MWCC Students Fill 135 Backpacks for Foster Children

A group of students stands in a row holding children's backpacks.
A group of MWCC Leadership Academy students hold backpacks they have filled with supplies for children in foster care. Also in the photo are MWCC’s Assistant Dean for K-12 Partnerships and Civic Engagement Fagan Forhan and MWCC Associate Professor of Sociology and Human Services Candace Shivers.

Last week, Mount Wachusett Community College students packed 135 backpacks that will be distributed to children in foster care ahead of the coming school year.

The supplies were donated by faculty and staff at the college across all three of MWCC’s campuses. The work was done by a group of incoming students from the school’s Leadership Academy who worked with MWCC Associate Professor of Sociology and Human Services Candace Shivers, MWCC’s Assistant Dean for K-12 Partnerships and Civic Engagement Fagan Forhan and Student Leaders in Civic Engagement Member Julia Shelley during the Leadership Academy’s day of service. The effort was coordinated by the Brewer Center for Civic Learning & Community Engagement.

A college-age woman stands holding a child's backpack.
MWCC Leadership Academy student Madison Mills, of Gardner, holds up a backpack that she helped fill with school supplies and will be given to a child in foster care.
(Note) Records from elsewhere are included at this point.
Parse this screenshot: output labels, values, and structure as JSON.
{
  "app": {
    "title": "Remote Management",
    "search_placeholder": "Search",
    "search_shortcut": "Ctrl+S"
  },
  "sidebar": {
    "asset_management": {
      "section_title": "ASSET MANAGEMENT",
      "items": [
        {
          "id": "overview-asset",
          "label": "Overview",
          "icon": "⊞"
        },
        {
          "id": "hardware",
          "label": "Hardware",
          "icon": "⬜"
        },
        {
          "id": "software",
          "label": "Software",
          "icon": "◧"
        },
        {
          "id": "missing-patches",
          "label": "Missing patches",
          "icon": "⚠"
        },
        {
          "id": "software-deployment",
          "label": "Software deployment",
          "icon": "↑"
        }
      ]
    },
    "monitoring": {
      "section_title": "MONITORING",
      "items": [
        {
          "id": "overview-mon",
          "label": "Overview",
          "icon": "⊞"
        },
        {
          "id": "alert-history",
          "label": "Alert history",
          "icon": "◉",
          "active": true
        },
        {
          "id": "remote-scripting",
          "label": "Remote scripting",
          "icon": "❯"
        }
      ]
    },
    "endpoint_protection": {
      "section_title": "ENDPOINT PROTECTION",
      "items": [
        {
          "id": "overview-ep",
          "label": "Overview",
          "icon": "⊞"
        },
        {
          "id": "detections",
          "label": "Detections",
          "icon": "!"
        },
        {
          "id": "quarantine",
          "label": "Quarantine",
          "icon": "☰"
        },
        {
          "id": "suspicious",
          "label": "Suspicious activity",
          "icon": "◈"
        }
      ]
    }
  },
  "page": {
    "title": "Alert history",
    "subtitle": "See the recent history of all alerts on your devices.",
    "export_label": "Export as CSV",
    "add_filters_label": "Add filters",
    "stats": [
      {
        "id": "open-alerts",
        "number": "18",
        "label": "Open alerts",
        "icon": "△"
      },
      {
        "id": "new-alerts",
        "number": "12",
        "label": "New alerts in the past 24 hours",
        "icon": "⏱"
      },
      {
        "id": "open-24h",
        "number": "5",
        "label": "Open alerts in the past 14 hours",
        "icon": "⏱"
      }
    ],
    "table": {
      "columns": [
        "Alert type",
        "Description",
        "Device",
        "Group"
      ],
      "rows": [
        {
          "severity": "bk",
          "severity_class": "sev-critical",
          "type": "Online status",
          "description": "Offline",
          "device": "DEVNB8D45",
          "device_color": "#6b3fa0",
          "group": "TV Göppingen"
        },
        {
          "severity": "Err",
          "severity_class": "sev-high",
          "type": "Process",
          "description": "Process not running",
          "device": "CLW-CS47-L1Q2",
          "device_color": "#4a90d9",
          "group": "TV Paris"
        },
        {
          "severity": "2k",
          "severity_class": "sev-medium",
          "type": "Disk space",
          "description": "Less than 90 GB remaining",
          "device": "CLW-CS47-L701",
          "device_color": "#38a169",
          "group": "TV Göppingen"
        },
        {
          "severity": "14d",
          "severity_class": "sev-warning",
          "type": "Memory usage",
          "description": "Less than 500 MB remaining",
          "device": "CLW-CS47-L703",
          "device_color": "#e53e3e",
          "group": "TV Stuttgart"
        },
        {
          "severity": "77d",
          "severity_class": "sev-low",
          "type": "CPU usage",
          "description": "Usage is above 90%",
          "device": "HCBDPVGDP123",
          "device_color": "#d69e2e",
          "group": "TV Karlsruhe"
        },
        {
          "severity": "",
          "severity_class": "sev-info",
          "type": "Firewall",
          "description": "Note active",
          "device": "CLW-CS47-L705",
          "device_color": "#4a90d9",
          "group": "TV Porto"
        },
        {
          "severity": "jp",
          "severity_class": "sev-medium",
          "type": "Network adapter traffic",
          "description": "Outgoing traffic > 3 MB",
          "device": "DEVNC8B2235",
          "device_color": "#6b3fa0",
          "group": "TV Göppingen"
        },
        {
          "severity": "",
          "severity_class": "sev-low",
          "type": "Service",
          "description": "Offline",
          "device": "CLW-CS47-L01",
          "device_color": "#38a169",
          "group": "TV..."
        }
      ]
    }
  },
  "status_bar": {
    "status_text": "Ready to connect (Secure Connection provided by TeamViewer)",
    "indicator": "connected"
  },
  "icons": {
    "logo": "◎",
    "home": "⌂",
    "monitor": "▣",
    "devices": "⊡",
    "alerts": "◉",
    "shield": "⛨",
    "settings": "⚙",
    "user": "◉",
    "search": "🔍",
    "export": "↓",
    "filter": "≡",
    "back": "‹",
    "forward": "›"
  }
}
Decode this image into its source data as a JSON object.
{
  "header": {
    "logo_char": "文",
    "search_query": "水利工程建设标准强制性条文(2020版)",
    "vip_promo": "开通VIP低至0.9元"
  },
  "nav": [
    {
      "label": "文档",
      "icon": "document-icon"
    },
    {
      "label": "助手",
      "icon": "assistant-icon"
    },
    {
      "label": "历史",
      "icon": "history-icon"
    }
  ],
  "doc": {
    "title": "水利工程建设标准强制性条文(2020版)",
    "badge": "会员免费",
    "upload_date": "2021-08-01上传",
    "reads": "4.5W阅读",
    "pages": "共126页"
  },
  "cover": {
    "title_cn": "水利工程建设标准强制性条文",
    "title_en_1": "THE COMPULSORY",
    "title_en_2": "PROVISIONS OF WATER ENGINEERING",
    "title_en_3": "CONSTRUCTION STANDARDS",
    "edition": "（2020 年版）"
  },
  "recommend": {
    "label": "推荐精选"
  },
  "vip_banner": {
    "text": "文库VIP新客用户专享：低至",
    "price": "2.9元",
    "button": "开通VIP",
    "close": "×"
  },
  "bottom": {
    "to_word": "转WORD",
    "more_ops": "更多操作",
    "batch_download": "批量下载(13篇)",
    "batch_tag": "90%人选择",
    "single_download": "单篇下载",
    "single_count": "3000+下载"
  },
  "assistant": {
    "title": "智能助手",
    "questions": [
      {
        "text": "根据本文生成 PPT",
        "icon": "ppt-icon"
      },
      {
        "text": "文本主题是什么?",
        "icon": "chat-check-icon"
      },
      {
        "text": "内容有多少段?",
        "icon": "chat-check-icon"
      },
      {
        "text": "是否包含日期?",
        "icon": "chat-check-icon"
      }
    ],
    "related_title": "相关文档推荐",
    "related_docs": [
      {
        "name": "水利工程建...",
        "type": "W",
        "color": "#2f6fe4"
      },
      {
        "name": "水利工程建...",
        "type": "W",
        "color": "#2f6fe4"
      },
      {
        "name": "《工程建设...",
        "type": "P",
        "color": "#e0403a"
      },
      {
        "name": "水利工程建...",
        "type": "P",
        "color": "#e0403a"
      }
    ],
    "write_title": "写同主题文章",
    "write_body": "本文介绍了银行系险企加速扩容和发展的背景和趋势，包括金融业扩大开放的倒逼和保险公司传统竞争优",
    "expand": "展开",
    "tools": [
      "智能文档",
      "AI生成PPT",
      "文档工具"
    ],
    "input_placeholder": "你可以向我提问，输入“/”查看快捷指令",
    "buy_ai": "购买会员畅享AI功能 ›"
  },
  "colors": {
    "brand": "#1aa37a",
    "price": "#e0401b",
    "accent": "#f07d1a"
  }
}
“The Leadership Academy day of service instills in our incoming students that giving back to the community is part of the culture at MWCC; it also helps them to build a rapport with their fellow students in a way that can instill a sense of confidence and security coming into their first day on campus as students,” said Forhan.

The new backpacks were aimed at students in kindergarten to sixth grade living in North Central Massachusetts. Each backpack contained an array of school supplies, including notebooks, pencils, pens, folders, lunchboxes, book covers, construction paper, staplers and 3-ring binders. The full backpacks were distributed to the Massachusetts Department of Children and Families to be given to children who had been removed from their homes and were in foster care. The backpacks supplement the back-to-school shopping allocation that is distributed by the state for each foster child.

“As professionals in higher education, we hope to support the youngest and most vulnerable of learners, are who are already starting the school year with a level of uncertainty and fear that is incomprehensible for most of us,” said Forhan. “Each backpack also gets a note of encouragement from our students in Leadership Academy to add a personal touch.”

This was the eighth year that the Brewer Center has filled backpacks to donate to DCF. Classes for MWCC students begin on Tuesday, September 4.